Кстати, сеньор Хосе, почему архив Каталонии находится здесь, а не в Барселоне?
— Пока еще здесь, — с оттенком озабоченности поправил старик. — Видите ли, сразу после войны Франко распорядился перевезти республиканский архив сюда. Двенадцать вагонов конфискованных документов и фотографий, представьте себе. Зачем? Чтобы на их основе готовить судебные процессы и репрессии. Там ведь можно найти практически все: списки членов партий, протоколы заседаний, копии приказов, секретные директивы и отчеты… — все что угодно. Сейчас каталонцы требуют вернуть архив, и будет очень печально, если они добьются своего.
— Почему? Это ведь их документы.
— Именно поэтому, — вздохнул Труднопроизносимый. — Архивы не должны быть в руках тех, кто озабочен созданием своего оправдательного нарратива. Они неизбежно засекретят что-то одно и преувеличат что-то другое. Работать с историческими документами должны нейтральные ученые.

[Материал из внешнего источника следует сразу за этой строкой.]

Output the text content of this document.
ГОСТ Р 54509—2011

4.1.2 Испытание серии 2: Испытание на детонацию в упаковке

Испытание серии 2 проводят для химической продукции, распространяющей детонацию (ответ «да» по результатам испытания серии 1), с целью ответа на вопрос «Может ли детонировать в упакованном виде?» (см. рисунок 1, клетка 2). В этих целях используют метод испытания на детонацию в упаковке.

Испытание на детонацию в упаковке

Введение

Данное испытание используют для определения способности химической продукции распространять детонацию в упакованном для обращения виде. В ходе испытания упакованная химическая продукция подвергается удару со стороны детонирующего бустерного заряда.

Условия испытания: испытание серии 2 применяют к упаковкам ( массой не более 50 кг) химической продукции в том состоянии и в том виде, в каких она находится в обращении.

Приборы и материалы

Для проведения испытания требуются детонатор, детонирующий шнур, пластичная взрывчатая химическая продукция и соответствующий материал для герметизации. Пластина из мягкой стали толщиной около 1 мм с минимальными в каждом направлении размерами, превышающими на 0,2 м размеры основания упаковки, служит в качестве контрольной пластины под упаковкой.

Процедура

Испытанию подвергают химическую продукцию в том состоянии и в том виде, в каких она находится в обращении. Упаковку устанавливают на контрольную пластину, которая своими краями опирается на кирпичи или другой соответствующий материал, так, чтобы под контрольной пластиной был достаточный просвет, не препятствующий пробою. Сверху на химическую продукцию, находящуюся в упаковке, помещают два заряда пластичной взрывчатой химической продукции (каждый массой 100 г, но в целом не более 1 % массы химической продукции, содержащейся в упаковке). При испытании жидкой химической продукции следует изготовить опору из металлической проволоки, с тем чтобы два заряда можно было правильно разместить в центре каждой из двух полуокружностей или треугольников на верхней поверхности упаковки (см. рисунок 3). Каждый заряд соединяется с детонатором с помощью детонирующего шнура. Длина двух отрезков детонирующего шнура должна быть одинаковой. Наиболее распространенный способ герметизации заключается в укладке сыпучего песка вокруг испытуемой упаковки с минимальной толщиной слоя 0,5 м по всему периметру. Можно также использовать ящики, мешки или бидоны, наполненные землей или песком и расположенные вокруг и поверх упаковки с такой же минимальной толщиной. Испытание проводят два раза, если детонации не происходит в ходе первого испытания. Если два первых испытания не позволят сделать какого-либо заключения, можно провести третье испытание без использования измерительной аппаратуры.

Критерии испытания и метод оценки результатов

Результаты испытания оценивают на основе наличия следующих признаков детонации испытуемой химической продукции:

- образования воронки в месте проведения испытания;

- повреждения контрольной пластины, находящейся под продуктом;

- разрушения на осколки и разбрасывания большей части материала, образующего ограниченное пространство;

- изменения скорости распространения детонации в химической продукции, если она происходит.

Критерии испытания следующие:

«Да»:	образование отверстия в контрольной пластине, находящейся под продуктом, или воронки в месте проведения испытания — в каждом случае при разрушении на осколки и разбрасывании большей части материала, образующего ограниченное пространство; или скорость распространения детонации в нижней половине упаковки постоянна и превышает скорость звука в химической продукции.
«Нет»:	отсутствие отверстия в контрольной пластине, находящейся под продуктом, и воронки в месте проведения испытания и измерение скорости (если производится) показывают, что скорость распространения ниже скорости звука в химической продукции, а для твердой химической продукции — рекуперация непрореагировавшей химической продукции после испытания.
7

— Видишь ли, даже мы, кому эта тема гораздо ближе, чем тебе, приняли в свое время решение не вспоминать. Хотя после смерти Франко кое-кто очень хотел перелопатить все заново. Вытащить трупы, подсчитать раны, заклеймить злодеев, отдать под суд преступников… Но те, кто поумнее, а таких, что характерно, оказалось подавляющее большинство, решили забыть. Просто продолжить с той же точки, будто ничего не случилось. Встряхнуть головой и идти вперед, не оглядываясь назад.
— Но почему?
— Потому что злодеями были тогда все. Все без исключения. Ты не можешь кричать, что твой сосед убийца, когда у тебя у самого руки по локоть в крови… Лучше уж забыть, поверь мне.
— Все? Все злодеи? — недоверчиво переспросил Игаль. — И твои родители тоже?
— Все, — повторил профессор Эррера. — Я понимаю, что в школе нас с тобой учили иначе, но красный террор начался куда раньше мятежа, еще при власти республиканцев. По всей стране убивали и кастрировали священников, расстреливали классовых врагов, ликвидировали несогласных. Кого нужно винить в этом, если не тогдашнее правительство? Весь этот век – жуткое, кровавое время, а тридцатые годы – особенно. Повторяю: не стоит копаться в прошлом.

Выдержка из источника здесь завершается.